A decision invalidating only the individual mandate would be less disruptive for employers.  However, removing healthy young individuals from insurance pools will likely result in fewer people being covered and an increase in premiums, especially if coverage for pre-existing conditions is left intact.  The Congressional Budget Office has estimated that 16 million more people will be uninsured without the mandate, with increases in insurance premiums of 15 to 20 percent in the non-group individual market.  The increase to group premiums is harder to anticipate.  Regardless, employers will need to re-evaluate the cost of their health plans, as well as plan terms, if the Court strikes the mandate.
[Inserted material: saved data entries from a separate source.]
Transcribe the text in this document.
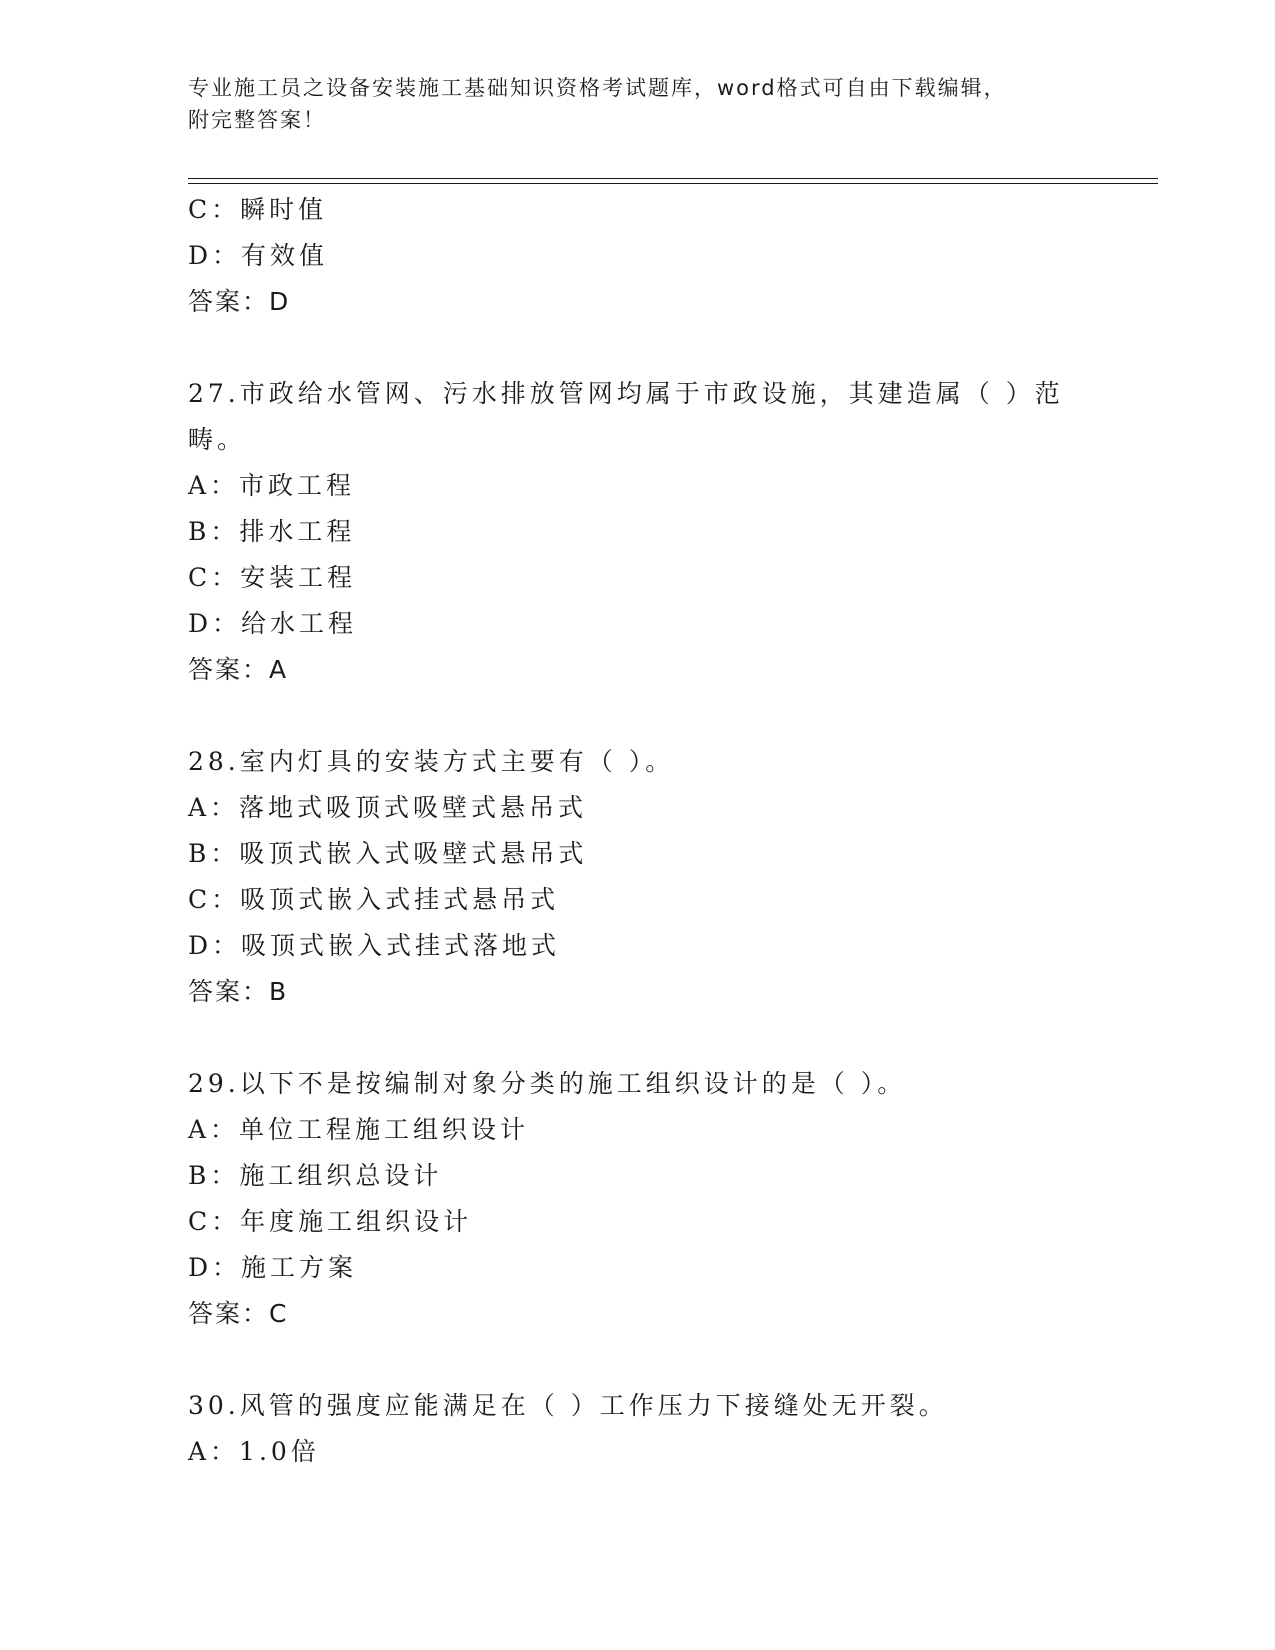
专业施工员之设备安装施工基础知识资格考试题库，word格式可自由下载编辑，
附完整答案！
C：瞬时值
D：有效值
答案：D
27.市政给水管网、污水排放管网均属于市政设施，其建造属（ ）范
畴。
A：市政工程
B：排水工程
C：安装工程
D：给水工程
答案：A
28.室内灯具的安装方式主要有（ ）。
A：落地式吸顶式吸壁式悬吊式
B：吸顶式嵌入式吸壁式悬吊式
C：吸顶式嵌入式挂式悬吊式
D：吸顶式嵌入式挂式落地式
答案：B
29.以下不是按编制对象分类的施工组织设计的是（ ）。
A：单位工程施工组织设计
B：施工组织总设计
C：年度施工组织设计
D：施工方案
答案：C
30.风管的强度应能满足在（ ）工作压力下接缝处无开裂。
A：1.0倍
No matter how the Court decides, some provisions of the ACA that have already been enacted are likely to remain in effect.  For instance, the provision allowing children to stay on their parents’ plans until age 26 led 6.6 million young adults to join plans in 2011.  Because the inclusion of young healthy individuals helps insurers offset costs, both insurers and employers favor maintaining the provision.  Last week, United Group Inc., Aetna Inc. and Humana Inc. announced that they will voluntarily keep some of the ACA’s popular provisions, including allowing children to stay on their parents’ plans until age 26.  The insurers also indicated that they would voluntarily keep simplified independent reviews of appeals of coverage denials mandated by the ACA regardless of how the Court rules.

The Road Ahead

The future of health care reform is in flux.  Employers should be alert for the decision from the Supreme Court on the constitutionality of the law and whether any of its provisions, or the law itself, are invalidated.  Once the Court issues its decision, it is possible that Congress or state and federal regulatory agencies will act to expand health insurance coverage.  And, of course, no matter how the Supreme Court decides, the 2012 elections could be another game changer.